The 2nd day is the main festival day. It is the day of Makara Sankranthi and also of Thai Pongal. As soon as people wake up, they are supposed to look at the fruits, veggies, sugarcane stalks and banana stems so that the rest of the year is bountiful for them. Then, everyone’s head in the household is anointed with sesame oil and they then take a bath and wear new clothes. Then, the action either shifts to the part of the house which gets direct sunlight (in the case of the Brahmins) or to the street in front of the house (in case of the other castes).
Here, the women of the household draw a colorful kollam or Rangoli on the ground and then set up the makeshift stove to cook the Pongal. Once the fire is burning, the women mount a traditional brass or stainless steel vessel on top of the stove, add milk to it and wait for the milk to boil. Once the milk starts overflowing, the women add freshly harvested rice grains to it, they blow a conch, ring a bell and then make a sound called olave while everyone shouts ‘Pongalo Pongal’. They then offer look up at the Sun god, offer him their respects and send a silent prayer hoping for a bountiful harvest all year long.
Once the prayers have been offered to the Sun God, the action shifts indoors and to the dining table where a feast consisting of Vennu Pongal (Salty and Spicy Rice Dish), Sakarai Pongal (Sweet Jaggery based rice dish), vadai, murukku and payasam has been prepared. After the delightful and delicious breakfast, the entire family make their way to the temple to offer their respect to the lord and to seek his blessings. The rest of the day is a combination of family get togethers, more delicious meals, a day trip to nearby scenic getaways and some home entertainment.

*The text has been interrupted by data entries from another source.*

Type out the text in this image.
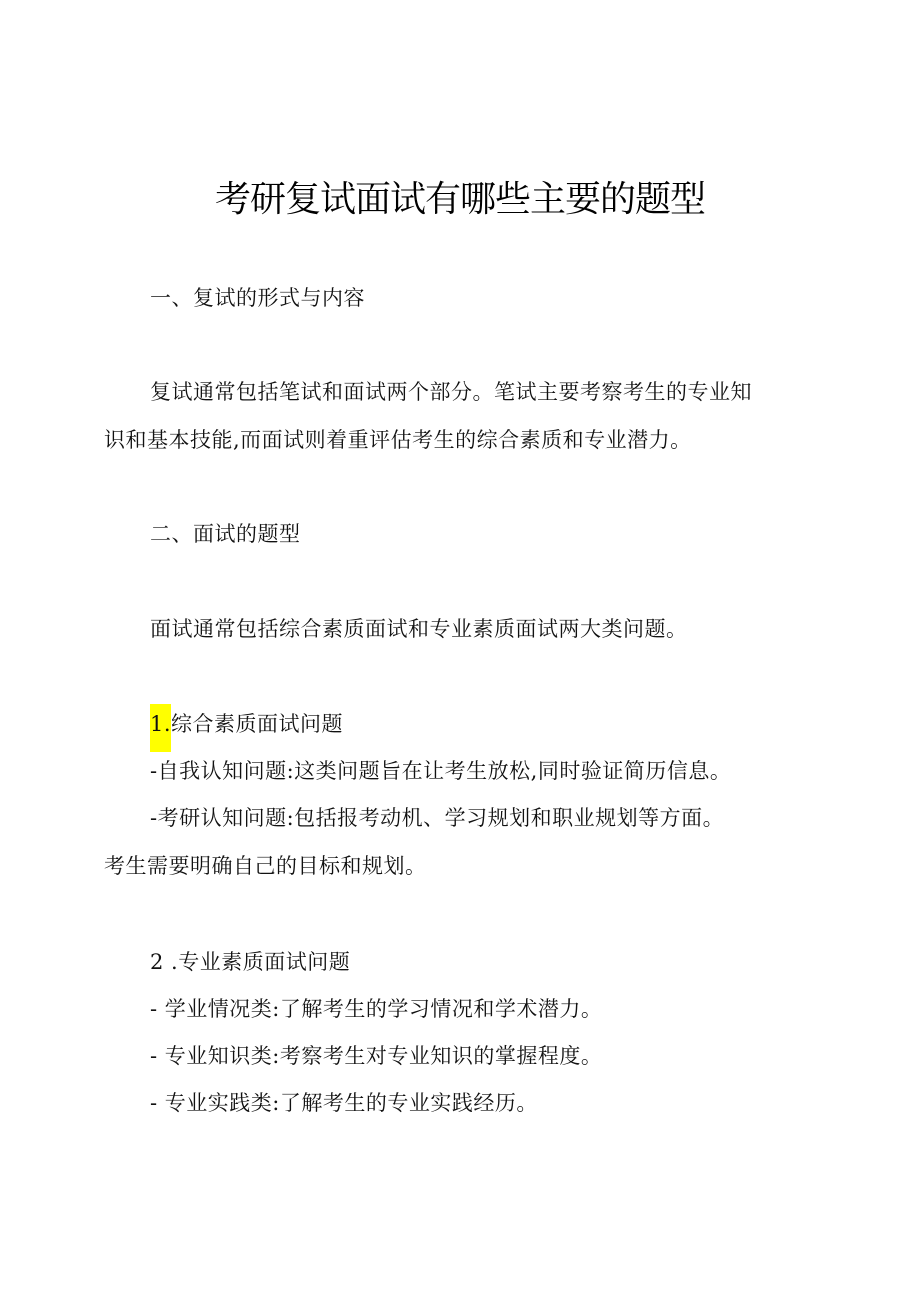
考研复试面试有哪些主要的题型
一、复试的形式与内容
复试通常包括笔试和面试两个部分。笔试主要考察考生的专业知
识和基本技能,而面试则着重评估考生的综合素质和专业潜力。
二、面试的题型
面试通常包括综合素质面试和专业素质面试两大类问题。
1.综合素质面试问题
-自我认知问题:这类问题旨在让考生放松,同时验证简历信息。
-考研认知问题:包括报考动机、学习规划和职业规划等方面。
考生需要明确自己的目标和规划。
2 .专业素质面试问题
- 学业情况类:了解考生的学习情况和学术潜力。
- 专业知识类:考察考生对专业知识的掌握程度。
- 专业实践类:了解考生的专业实践经历。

The third day of the Pongal festival is for the cattle. Called Maattu Pongal, this day is known for Jallikattu or the bull taming game. Even though a lot of animal welfare groups want this activity to be banned, the Jallikattu still takes place and is extremely popular in Madurai and nearby districts. In spite of the threat of injuries, a lot of brave men try their hand at taming the bull. The winners get cash prizes or household items like a refrigerator, television, gas stove, blender, grinder, etc. While we all hear and see the Jallikattu on the TV, the true festival is for the cattle, where in, they are bathed, decorated with flowers and vermilion and treated to delicious fruits, sugarcane and food. In many places, people also celebrate Kanu Pidi, where the young women and girls feed crows and other birds and pray for the welfare of their brothers.
The fourth or the last day of the Pongal festival is called Kaanum or Kanni Pongal. This is the day of family excursions and get together. The idea is to for all the family to be together, be happy, eat good food and celebrate the festival together. A lot of people are also known to gamble on this day and eat non vegetarian food.
In all the four days of this festival and the days preceding it, there is vibrancy in the atmosphere and there is a lot of sumptuous food on the table. Colorful scenes, happy faces, beautiful kollam (in front of the houses), gorgeously decked ladies and a total party atmosphere is how I would describe the Tamil festival of Pongal. The experience of celebrating this festival in a traditional Tamil Nadu village just makes it a whole lot sweeter, richer and surreal. I hope you get to experience this too in the years to come!